As the Mayor continues to push for the preservation of affordable housing, the subsidies tied to these preservation efforts must be weighed against a realistic estimate of what would happen to the housing in the absence of the city’s intervention. Such a comparison then informs what the public truly gains in exchange for the financing and tax benefits the city provides in enacting the preservation agreements.

Prepared by Sarah Stefanski


1Most affordable housing programs only require income testing upon initial occupancy of an income-restricted unit. Therefore it is possible that should a household’s income go down, the “affordable” rent rate may exceed more than 30 percent of the household’s income and therefore in fact become “unaffordable” to the household living there. Conversely, some income-tested tenants’ incomes may increase during their tenure and therefore enjoy rents that are well below what would be considered affordable. Rent stabilization, however, does not even initially match rents to incomes, and instead, the monthly rent of a unit is set in accordance with state rent stabilization rules.
2For more details on the purchase of Stuyvesant Town-Peter Cooper Village by Tishman Speyer and BlackRock and the ensuing years of ownership, see: Bagli, Charles V. Other People’s Money: Inside the Housing Crisis and the Demise of the Greatest Real Estate Deal Ever Made. New York: Plume, 2013.
3NYC Office of the Mayor, “Mayor, Local Elected Officials and Tenant Leaders Announce 20-Year Agreement with Blackstone and Ivanhoé Cambridge to Protect Middle Class Housing at Stuyvesant Town and Peter Cooper Village,” Press Release, October 20, 2015.
4A copy of the full term sheet can be found on Council Member Daniel Garodnick’s website: http://www.garodnick.com/sites/default/files/NYC-BX%20Term%20Sheet.pdf.
5For additional background information on transferrable development rights, see Furman Center for Real Estate and Urban Policy, “Unlocking the Right to Build: Designing a More Flexible System for Transferring Development Rights,” Policy Brief, March 2014.
6Details on how future rents were calculated for units returned to rent stabilization through the Roberts agreement can be found at https://www.berdonclaims.com/case_files/Addendum%202%20to%20the%20Notice.pdf.

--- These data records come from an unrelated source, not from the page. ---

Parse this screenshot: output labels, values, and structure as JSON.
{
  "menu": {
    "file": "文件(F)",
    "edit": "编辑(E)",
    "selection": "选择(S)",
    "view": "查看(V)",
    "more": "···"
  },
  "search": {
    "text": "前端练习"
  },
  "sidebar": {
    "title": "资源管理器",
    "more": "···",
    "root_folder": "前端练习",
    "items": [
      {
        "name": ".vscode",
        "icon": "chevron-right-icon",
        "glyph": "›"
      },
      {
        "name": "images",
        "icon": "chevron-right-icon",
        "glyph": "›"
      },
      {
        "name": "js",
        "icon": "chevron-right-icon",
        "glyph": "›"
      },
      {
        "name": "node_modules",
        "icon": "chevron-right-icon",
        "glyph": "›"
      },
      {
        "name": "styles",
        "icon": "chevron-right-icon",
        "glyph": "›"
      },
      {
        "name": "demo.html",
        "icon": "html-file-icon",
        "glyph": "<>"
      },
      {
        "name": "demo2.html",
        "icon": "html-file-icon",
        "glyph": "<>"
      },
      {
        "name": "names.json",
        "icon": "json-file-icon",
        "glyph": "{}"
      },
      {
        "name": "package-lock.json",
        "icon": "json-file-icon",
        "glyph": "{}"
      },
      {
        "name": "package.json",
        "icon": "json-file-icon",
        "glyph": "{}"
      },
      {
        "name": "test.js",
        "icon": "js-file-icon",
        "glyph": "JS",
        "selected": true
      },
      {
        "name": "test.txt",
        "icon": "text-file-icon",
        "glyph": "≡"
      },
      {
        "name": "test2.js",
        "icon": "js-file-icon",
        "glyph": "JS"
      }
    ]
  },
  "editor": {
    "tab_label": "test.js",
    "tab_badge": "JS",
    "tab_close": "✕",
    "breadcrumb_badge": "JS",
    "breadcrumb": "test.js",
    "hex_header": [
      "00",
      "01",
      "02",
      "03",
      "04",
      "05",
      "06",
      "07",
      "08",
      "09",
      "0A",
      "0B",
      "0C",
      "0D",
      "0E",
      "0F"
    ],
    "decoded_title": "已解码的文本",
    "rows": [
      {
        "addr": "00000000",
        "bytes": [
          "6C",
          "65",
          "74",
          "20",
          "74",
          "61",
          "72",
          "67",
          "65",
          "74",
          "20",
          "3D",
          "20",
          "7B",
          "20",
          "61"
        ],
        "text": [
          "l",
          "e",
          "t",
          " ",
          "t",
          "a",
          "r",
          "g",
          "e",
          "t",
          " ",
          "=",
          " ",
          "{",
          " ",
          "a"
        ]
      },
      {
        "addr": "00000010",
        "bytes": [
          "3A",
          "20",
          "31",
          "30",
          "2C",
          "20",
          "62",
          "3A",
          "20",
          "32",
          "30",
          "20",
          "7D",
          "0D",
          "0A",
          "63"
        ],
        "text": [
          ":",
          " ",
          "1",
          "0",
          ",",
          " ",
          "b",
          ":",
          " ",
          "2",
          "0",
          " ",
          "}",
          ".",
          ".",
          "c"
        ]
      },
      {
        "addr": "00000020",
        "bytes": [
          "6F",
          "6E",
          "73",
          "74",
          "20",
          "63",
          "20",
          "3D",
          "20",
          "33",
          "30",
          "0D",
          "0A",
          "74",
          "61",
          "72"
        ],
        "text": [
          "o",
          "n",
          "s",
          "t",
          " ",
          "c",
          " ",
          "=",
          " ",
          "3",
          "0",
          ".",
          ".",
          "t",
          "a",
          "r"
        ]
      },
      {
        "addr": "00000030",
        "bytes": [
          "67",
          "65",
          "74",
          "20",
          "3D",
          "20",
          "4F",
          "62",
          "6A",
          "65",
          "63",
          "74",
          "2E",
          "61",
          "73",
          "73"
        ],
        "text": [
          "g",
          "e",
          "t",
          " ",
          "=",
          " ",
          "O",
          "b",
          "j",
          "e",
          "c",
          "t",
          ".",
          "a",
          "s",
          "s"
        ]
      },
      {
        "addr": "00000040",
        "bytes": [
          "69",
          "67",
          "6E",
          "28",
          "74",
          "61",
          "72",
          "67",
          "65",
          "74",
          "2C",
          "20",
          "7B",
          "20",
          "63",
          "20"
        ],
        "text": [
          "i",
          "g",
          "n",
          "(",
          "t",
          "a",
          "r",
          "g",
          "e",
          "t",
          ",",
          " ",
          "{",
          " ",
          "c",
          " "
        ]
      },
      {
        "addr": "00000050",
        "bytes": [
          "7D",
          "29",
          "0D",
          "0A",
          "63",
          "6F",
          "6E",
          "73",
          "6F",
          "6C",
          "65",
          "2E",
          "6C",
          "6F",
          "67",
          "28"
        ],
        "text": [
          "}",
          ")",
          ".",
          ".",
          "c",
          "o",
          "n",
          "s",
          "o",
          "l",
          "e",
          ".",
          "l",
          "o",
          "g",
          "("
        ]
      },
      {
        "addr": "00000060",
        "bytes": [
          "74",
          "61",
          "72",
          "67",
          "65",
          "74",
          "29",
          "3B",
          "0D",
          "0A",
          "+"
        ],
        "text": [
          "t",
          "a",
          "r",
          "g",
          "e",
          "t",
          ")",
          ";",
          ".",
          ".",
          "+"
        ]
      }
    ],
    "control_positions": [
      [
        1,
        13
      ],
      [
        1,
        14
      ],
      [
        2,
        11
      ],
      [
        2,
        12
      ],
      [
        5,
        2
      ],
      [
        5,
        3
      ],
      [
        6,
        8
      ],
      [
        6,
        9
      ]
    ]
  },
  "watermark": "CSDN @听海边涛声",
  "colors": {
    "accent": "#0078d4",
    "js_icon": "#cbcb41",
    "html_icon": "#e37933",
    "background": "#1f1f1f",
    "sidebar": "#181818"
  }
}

7Currently awaiting clarification from New York State Homes and Community Renewal is whether a unit that reaches the high-rent deregulation threshold upon vacancy can be deregulated at that point in time, or whether it has to be rented to one last rent-stabilized tenant, and only upon their vacancy can the unit exit rent stabilization. For purpose of our analysis, we assume that when an apartment reaches the high-rent threshold, it will deregulate within that year. This assumption provides the most generous scenario as to how many units the preservation deal will maintain as below-market that, absent the agreement, would otherwise become market-rate units.
8From 2011, when Roberts units were returned to rent stabilization, through 2015, the last year in our study period, IBO found the annual average turnover rate of Roberts units to be 15.8 percent. 9Again, see Bagli, Charles V. Other People’s Money: Inside the Housing Crisis and the Demise of the Greatest Real Estate Deal Ever Made. New York: Plume, 2013.
10This model was also run 100 times and the reported results reflect the average outcome.
11Some might argue that the “high” rate (10.5 percent) should be seen as an upper bound, as tenant protections under rent stabilization have been bolstered since the Tishman Speyer ownership and there may be greater awareness from the tenant association and media regarding aggressive deregulation tactics. Conversely, others might argue that given changes in resident demographics, turnover rates may in fact be pushed higher than 10.5 percent. Given these competing hypotheses, our modeling of the “no agreement” scenario uses the historical “high” turnover rate seen for the development based on the assumption that—absent the regulatory agreement protections—the new owners would pursue deregulation of rent-stabilized units as previous owners had.
12Income caps for the middle- and low-income units are set by the federal government and could increase faster than stabilized rents over the 20-year period, in which case rent stabilized legal rents would always determine the maximum rent the owner can charge.